Married, female and ordained: Rev Eileen Cremin is part of progress in Church of Ireland

Fermoy rector believes the church must change in order to ‘continue into the future’

“Society has changed:” Rev Eileen Cremin, Fermoy’s Church of Ireland minister, in Christchurch, Fermoy, Co Cork. Photograph: Michael Mac Sweeney/Provision

“Society has changed:” Rev Eileen Cremin, Fermoy’s Church of Ireland minister, in Christchurch, Fermoy, Co Cork. Photograph: Michael Mac Sweeney/Provision


Despite a name that would sound at home in the Co Cork countryside that she now calls home, the Rev Eileen Cremin was born in Hackney, in east London. She is also the child of Antiguan immigrants, who arrived in England in the 1950s, alongside waves of Irish settlers.

Born Eileen Lake, and named after an Irish friend of her mother, she picked up the Cremin name when she married a man from Passage West, Co Cork. The couple now live in Fermoy, where she is rector of the union of parishes.

She was raised Anglican but felt like an outsider when first considering ministry in London. “My experience of priests at the time was that they were white, male and middle-class, and I was totally the opposite to that in all sorts of ways.
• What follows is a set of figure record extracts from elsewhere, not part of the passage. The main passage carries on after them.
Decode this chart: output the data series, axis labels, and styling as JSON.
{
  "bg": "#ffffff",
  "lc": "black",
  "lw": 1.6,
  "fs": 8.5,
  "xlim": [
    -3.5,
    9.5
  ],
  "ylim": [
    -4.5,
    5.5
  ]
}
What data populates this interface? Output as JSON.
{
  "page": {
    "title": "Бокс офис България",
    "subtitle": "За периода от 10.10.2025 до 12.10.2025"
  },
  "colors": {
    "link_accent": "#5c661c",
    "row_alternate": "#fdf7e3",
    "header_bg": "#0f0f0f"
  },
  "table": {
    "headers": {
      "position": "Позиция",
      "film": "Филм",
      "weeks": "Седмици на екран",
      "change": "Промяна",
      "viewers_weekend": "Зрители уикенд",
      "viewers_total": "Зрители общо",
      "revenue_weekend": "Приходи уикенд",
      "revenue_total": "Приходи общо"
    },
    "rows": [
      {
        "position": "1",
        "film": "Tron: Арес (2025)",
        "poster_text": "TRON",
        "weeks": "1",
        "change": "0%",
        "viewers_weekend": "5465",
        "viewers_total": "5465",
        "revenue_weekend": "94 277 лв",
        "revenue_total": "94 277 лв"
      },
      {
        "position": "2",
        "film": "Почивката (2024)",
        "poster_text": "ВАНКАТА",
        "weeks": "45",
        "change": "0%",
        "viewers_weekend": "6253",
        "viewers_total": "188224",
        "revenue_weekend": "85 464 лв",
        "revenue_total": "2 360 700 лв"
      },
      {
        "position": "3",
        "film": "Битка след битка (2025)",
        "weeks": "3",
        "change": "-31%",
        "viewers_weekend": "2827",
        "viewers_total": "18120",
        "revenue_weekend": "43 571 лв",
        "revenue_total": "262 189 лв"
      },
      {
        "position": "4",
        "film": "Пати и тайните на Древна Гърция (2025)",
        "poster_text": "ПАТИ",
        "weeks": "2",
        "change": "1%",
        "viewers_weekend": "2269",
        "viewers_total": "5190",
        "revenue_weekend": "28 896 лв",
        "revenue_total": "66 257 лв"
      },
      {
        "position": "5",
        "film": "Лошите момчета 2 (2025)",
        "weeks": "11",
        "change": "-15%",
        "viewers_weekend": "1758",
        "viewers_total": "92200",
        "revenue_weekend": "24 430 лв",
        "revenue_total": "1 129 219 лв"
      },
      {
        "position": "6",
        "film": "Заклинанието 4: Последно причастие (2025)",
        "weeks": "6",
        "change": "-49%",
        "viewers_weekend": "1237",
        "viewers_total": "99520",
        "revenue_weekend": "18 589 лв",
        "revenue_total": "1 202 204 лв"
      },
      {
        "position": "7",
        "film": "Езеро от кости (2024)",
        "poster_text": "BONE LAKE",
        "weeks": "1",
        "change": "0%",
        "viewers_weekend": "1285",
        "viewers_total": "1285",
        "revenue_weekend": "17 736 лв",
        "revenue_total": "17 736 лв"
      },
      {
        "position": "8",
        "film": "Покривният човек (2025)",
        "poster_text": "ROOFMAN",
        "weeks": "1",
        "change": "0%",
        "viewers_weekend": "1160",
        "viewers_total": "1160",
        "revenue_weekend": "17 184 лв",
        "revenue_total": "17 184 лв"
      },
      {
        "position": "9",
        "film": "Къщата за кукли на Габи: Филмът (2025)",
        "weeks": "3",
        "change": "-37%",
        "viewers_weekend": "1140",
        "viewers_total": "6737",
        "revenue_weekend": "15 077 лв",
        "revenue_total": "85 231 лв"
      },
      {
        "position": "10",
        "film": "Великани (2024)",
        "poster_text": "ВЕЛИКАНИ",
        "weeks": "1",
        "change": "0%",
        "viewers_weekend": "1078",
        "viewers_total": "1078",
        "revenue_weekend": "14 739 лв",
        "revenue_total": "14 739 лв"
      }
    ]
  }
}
My family background has been very much working class, so I went forward for selection not thinking that I would get through.”

Nonetheless, she was ordained a deacon in 1988, just a year after church rules made that possible for women. She was more concerned with ministry than with the title of priest, but she felt frustrated watching male colleagues progress.

“I was a member of the movement for the ordination of women, but it wasn’t something I pushed too much,” she says. “All I wanted to be was a full-time minister.” But she was exuberant in November 1992, when the Church of England decided to allow female priests. (The Church of Ireland had voted in favour of women priests and bishops in 1990.)

“For the first time we at least could be on an equal par with our male colleagues, who we were doing exactly the same work as.”

Late last year the Church of England voted to allow female bishops; the first was appointed just before Christmas, when Libby Lane was made suffragan bishop of Stockport. While the wider Anglican communion remains divided on the role of women, Cremin believes her female colleagues will excel in positions of leadership.

“It’s been a long time coming, and I know. When I left England, I left behind many capable women and there’ll be plenty of them ripe as candidates when it comes. It has been frustrating in that it has taken so long.”

She decided to switch from England to Ireland after years in London when she took up a role as curate’s assistant in Douglas, just outside Cork city. Douglas seemed attractive on multiple levels, especially as the union, or group of parishes, included Passage West, where her husband’s mother still lived. Five years later she moved to Fermoy, one of the largest groups of parishes in Cork, including Mitchelstown and Conna. Once it had 47 churches; now it’s down to five, run by Cremin and a part-time auxiliary minister.

Declining attendance is affecting most religions, and Cremin says Fermoy’s Anglican community is no different. She attributes some of the change to young people moving away but admits that a dip in faith has resulted in falling numbers, in turn causing financial pressure.

“It’s a reality that it is a struggle to keep our young people interested in church postconfirmation,” she says. “Society has changed; our people are changing. What worked 20 years ago is not going to work now. We really have to find new ways of being a church, in order to continue into the future.”

One of the issues important to many young people is gay marriage. Cremin says she understands gay people’s struggles to be accepted, having dealt with her own. “We are all human beings; we didn’t ask to be born the way we are. I didn’t ask to be born black and a woman, but that’s my situation now. I have to live with it, I have to work with it, and I would hope that the church, as an organisation where people are meant to be welcome whatever their state – because God created us all to be the way we are – I would hope that gay people would be just as welcome as me in my position.”

But she is unsure about using the term “marriage”, because of its connotations within the church. “I think to use the same name confuses the issue, and it makes people then more entrenched in their view that it should be between a man and a woman . . . Maybe there needs to be a different term used, but as far as gay relationships and so on, I have many gay friends, and my experience of my friendship with them is that they experience love in the same way that I experience love, so why treat them any differently?”

As for her own marriage, she believes it helps her deal better with her parishioners. “As someone who is married, I can now understand what my married members of the congregation are going through and feeling, and what it takes to make a relationship work . . . It has made me a much better, more rounded person.”